The government has, however, said that it is amending the 1955 law that prohibited women from buying alcohol terming it discriminatory.
The amendment of the law was announced on Wednesday by Sri Lanka Finance Minister Mangala Samaraweera.
As reported by BBC, the new law will also permit women to work in places where alcohol is sold.
Sri Lankan women have mostly welcomed the move, shown their backing and thanked their government for making the decision.
Under the new regulation, Sri Lankan women will no longer need to get state approval for them to drink and take up job opportunities in premises trading in alcohol, including restaurants.
While the amendment has been widely accepted across the Asian country, a faction argues that it is likely to get more women consuming alcohol thus more cases of addiction in a country where most of the women have always opted not to consume alcohol as they take it to be contrary to their Sri Lankan culture.
The move by the Sri Lankan government can be contrasted to the Kenyan case where the importation, manufacture, sale and consumption of shisha has been banned.
While the women of Sri Lanka are being allowed to start legally consuming alcohol after 60 years, their Kenyan counterparts, the main shisha consumers according to a report by Tobacco Control Board, are being barred from consuming shisha.
The fruit flavoured water-pipe tobacco is mainly consumed by young people, mainly ladies, frequenting up-town clubs where shisha smoking has been synonymous.
“The ban is purely driven by public health interest which is the golden thread that runs through all the laws,” said Health Cabinet Secretary Cleapa Mailu reiterating the move.
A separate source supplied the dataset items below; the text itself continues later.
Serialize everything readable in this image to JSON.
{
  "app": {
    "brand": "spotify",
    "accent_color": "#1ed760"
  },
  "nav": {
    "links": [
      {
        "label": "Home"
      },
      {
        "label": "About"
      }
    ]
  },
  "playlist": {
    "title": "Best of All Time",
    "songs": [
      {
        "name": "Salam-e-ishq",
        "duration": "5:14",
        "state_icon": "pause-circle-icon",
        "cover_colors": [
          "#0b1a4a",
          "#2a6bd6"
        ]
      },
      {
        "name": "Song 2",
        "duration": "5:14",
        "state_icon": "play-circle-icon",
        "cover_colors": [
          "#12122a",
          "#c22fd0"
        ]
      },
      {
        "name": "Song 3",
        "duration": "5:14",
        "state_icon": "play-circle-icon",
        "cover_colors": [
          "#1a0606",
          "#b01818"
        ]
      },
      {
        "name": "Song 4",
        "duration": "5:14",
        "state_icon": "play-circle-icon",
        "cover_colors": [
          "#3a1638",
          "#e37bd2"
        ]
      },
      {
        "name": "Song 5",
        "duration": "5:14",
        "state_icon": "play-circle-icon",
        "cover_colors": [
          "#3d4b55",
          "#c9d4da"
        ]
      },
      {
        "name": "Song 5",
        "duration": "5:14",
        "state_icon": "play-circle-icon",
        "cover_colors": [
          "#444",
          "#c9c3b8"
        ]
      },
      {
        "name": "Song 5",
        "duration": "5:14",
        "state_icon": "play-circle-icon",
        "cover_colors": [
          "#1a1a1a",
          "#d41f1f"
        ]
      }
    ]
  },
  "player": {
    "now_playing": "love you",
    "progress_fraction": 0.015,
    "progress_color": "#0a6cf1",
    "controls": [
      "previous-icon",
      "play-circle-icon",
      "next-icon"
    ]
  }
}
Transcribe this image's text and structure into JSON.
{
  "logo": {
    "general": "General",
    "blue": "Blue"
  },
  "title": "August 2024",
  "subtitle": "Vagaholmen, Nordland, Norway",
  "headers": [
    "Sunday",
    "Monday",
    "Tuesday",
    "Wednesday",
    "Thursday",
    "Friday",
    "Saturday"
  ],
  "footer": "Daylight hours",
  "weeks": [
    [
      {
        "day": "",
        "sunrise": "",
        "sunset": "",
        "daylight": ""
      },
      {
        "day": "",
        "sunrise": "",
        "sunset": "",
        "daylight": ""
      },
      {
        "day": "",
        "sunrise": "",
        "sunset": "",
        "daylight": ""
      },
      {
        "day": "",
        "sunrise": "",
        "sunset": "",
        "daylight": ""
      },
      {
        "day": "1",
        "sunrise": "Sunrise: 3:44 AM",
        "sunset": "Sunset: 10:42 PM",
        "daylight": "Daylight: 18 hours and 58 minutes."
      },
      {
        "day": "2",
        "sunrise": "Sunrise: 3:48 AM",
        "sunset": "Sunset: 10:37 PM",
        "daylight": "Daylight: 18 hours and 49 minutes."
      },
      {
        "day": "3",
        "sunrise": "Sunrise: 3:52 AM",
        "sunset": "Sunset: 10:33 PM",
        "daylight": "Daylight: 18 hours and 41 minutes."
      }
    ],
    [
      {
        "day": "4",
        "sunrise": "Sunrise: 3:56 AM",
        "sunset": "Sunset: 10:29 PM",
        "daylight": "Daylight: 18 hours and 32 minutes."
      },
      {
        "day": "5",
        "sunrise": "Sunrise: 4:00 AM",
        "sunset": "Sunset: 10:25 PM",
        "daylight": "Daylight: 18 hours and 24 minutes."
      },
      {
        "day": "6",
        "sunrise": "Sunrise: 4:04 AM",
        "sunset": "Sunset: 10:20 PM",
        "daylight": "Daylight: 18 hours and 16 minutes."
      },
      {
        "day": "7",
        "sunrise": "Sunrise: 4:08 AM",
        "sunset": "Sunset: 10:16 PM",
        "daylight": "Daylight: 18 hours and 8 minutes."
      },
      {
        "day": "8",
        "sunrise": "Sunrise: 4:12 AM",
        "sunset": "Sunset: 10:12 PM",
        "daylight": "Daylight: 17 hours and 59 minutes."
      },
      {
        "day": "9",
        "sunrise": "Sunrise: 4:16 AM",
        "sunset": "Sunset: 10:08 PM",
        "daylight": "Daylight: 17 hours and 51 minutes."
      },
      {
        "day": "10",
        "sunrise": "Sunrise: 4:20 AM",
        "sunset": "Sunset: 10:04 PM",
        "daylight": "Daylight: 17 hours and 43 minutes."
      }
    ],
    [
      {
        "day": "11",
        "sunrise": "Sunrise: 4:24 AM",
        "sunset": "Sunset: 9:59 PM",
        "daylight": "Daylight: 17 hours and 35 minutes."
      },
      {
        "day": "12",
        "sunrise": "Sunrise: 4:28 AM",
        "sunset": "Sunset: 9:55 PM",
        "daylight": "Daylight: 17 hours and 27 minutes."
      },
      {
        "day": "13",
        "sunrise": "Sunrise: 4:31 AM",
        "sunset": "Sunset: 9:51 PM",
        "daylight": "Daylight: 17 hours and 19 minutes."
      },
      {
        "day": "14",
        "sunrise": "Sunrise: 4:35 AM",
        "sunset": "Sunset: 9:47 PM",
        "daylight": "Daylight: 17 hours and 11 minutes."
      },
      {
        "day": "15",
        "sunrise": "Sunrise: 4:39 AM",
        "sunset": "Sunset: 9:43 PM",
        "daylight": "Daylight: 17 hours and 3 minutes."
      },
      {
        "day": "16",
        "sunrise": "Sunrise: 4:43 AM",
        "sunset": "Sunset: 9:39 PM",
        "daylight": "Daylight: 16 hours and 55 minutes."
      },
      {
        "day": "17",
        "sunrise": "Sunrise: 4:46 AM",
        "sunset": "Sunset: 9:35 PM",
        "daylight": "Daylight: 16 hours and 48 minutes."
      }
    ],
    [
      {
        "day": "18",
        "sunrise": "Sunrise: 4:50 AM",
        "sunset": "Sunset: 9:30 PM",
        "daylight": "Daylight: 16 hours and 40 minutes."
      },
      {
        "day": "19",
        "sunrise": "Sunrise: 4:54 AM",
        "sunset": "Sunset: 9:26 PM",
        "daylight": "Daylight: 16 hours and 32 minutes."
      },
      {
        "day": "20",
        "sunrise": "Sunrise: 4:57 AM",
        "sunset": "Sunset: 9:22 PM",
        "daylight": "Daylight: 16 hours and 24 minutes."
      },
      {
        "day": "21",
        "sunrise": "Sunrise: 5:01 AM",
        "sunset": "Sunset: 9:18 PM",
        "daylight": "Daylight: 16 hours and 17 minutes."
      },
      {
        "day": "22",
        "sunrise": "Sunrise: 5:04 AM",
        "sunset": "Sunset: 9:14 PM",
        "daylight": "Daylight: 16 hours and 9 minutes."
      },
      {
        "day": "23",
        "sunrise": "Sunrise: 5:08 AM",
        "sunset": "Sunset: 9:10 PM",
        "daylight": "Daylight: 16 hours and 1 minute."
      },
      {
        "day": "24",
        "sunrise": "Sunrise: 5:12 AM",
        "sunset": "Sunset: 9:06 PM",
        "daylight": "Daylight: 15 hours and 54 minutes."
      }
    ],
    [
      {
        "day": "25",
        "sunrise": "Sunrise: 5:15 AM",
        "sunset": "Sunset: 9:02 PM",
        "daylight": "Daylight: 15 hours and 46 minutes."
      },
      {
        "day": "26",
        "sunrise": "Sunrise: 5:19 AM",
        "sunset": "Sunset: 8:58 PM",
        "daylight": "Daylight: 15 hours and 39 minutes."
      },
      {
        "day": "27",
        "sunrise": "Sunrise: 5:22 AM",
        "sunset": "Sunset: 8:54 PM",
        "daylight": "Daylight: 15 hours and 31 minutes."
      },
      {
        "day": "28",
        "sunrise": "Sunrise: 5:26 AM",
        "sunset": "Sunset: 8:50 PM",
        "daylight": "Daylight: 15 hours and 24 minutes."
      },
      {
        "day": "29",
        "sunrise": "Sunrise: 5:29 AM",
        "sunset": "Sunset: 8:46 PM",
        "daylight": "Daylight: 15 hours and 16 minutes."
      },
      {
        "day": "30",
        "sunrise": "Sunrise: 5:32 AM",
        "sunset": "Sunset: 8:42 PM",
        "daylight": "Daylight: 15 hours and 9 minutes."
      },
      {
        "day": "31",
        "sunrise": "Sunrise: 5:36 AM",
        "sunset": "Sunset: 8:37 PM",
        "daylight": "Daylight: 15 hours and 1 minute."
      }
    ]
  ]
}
Kenya is now the third East African country to ban the substance after Rwanda and Tanzania.
The ban gazetted by the Ministry of Health is founded on the need to protect and enforce public health from the harmful effects and practices linked with the consumption of shisha.
Responding to cases filed in court seeking to have the ban lifted, the ministry pointed out that there were reports that the smoke coming from shisha contained chemicals that are harmful even to the non-consumers who are working in the places where shisha is sold.
The ban on shisha came after the Tobacco Control Board raised alarm that the number of women consuming the substance was on the rise. This was followed by Nakuru County warning bar owners in the county against the promotion of shisha smoking in undesignated places.
Shisha is a glass-bottomed water-pipe where fruit flavoured tobacco is covered in a coil and roasted with hot charcoal.